Did Trump Just Announce His 9/11 'Unification' Strategy?
There are two bright-red warning lights flashing right now on the dashboard of what's left of American democracy. While Donald Trump is hyper-aware of both of them, the media and most of our politicians are ignoring them.
They are War and Crash.
War is one of the principal instruments of power-grabs by strong-man governments, and Donald Trump isn't missing a beat. While hundreds of thousands of civilians in Syria right now haven't had any humanitarian aid since November of last year and are literally dying as you read these words, Trump wants to amp up his bombing of that country.
But the biggest threat may be an unnecessary (but short-term politically useful) war with North Korea or Iran.
The day of his State of the Union speech, Trump met with a group of newspaper editors, and apparently harkening back to George W. Bush's strategy, talked about how useful a war could be for a politician who wants the entire nation to love him and unite around him. He said: "I would love to be able to bring back our country into a great form of unity. Without a major event where people pull together. That's hard to do."

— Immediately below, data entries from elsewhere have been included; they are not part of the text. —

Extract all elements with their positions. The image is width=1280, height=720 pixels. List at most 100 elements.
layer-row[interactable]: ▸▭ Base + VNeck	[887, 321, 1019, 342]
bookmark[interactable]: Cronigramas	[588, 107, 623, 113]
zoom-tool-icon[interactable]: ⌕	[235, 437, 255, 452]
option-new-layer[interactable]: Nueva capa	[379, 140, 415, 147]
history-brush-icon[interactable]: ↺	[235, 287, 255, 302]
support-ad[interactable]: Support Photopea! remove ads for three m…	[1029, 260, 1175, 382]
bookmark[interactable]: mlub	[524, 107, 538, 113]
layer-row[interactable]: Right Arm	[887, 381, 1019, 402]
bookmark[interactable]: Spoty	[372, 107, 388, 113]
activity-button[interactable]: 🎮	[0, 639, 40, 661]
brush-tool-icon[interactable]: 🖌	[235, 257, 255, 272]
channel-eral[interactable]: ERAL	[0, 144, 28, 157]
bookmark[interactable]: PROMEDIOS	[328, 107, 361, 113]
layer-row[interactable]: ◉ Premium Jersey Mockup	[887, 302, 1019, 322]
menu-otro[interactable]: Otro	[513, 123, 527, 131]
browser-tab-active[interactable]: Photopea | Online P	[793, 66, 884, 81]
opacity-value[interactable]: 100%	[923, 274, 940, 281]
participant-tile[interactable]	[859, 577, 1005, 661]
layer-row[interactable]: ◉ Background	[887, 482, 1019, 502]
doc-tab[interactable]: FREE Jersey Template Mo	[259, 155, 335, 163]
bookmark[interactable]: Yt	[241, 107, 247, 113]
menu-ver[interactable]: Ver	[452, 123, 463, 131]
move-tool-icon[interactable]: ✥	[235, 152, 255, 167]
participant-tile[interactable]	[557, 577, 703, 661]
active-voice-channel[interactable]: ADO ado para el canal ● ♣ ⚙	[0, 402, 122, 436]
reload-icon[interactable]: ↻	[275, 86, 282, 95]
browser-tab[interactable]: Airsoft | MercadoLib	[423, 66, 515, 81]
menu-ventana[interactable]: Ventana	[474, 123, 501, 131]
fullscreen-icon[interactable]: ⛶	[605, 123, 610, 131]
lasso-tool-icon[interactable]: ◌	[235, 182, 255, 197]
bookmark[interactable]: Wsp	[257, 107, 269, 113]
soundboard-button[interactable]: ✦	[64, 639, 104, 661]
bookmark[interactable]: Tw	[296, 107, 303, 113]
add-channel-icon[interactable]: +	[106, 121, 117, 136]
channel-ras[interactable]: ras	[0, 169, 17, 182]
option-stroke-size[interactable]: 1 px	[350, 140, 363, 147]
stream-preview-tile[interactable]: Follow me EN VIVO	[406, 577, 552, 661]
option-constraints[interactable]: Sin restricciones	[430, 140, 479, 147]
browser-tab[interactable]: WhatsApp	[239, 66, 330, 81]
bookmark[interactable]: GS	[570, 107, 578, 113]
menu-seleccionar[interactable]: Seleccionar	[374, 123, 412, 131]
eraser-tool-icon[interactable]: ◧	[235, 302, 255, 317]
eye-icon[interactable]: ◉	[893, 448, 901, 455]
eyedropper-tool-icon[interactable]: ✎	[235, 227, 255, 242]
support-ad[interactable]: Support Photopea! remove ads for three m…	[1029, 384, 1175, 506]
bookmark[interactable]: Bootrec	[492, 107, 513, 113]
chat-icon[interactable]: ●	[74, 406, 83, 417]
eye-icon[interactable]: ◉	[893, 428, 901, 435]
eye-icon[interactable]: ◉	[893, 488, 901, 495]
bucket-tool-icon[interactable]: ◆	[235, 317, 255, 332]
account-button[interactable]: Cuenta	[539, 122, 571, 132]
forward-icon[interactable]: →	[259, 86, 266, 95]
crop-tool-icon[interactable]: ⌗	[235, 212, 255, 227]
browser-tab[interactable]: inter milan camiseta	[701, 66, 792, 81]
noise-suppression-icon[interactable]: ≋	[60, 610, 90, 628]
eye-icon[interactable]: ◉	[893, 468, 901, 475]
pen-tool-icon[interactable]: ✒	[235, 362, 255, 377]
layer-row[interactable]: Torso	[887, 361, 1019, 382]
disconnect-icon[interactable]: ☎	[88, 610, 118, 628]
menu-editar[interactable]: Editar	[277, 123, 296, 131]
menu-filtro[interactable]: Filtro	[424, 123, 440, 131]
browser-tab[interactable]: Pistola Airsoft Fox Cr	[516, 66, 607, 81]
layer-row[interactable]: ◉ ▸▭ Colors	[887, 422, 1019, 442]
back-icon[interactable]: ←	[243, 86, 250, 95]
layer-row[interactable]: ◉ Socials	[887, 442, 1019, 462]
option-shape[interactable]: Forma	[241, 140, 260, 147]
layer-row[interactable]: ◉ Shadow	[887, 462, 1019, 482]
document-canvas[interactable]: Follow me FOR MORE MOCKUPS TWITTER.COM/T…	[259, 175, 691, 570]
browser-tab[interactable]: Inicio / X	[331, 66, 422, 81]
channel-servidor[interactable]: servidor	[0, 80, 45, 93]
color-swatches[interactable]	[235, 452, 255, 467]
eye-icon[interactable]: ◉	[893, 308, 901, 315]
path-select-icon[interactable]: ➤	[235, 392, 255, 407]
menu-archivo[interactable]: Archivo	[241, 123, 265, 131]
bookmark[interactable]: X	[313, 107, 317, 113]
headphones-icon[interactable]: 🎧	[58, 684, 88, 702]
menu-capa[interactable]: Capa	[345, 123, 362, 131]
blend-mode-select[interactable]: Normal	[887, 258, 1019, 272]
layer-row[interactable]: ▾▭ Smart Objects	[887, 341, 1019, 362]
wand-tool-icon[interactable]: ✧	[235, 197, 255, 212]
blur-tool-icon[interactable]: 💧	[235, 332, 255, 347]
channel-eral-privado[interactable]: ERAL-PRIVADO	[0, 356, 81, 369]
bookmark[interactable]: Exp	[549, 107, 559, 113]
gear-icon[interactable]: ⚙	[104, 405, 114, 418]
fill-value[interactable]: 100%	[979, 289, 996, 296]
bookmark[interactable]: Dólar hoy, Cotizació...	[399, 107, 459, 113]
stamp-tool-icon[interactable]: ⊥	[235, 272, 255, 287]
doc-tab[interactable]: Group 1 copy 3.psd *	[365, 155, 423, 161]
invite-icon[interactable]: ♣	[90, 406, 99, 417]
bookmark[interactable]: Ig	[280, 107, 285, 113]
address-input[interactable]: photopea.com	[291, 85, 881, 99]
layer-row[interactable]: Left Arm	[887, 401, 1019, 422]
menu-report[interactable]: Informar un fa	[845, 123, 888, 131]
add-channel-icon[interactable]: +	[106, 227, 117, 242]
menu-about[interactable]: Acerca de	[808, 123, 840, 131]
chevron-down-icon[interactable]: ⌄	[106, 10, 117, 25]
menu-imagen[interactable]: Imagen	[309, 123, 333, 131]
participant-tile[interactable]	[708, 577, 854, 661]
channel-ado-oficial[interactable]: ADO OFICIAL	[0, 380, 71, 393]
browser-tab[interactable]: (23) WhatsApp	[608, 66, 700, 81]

Perhaps considering how Americans might react to such a statement from a president, he backtracked a bit in the next sentence: "But I would like to do it without that major event, because usually that major event is not a good thing."
Similarly, while campaigning in 1999, George W. Bush told his biographer, Mickey Herskowitz, that if he became president, he wouldn't make the mistake his father made in having only a short and limited war with Iraq; he'd have a big enough war so he'd become a "war-time president" with enough political capital to do things like privatize Social Security.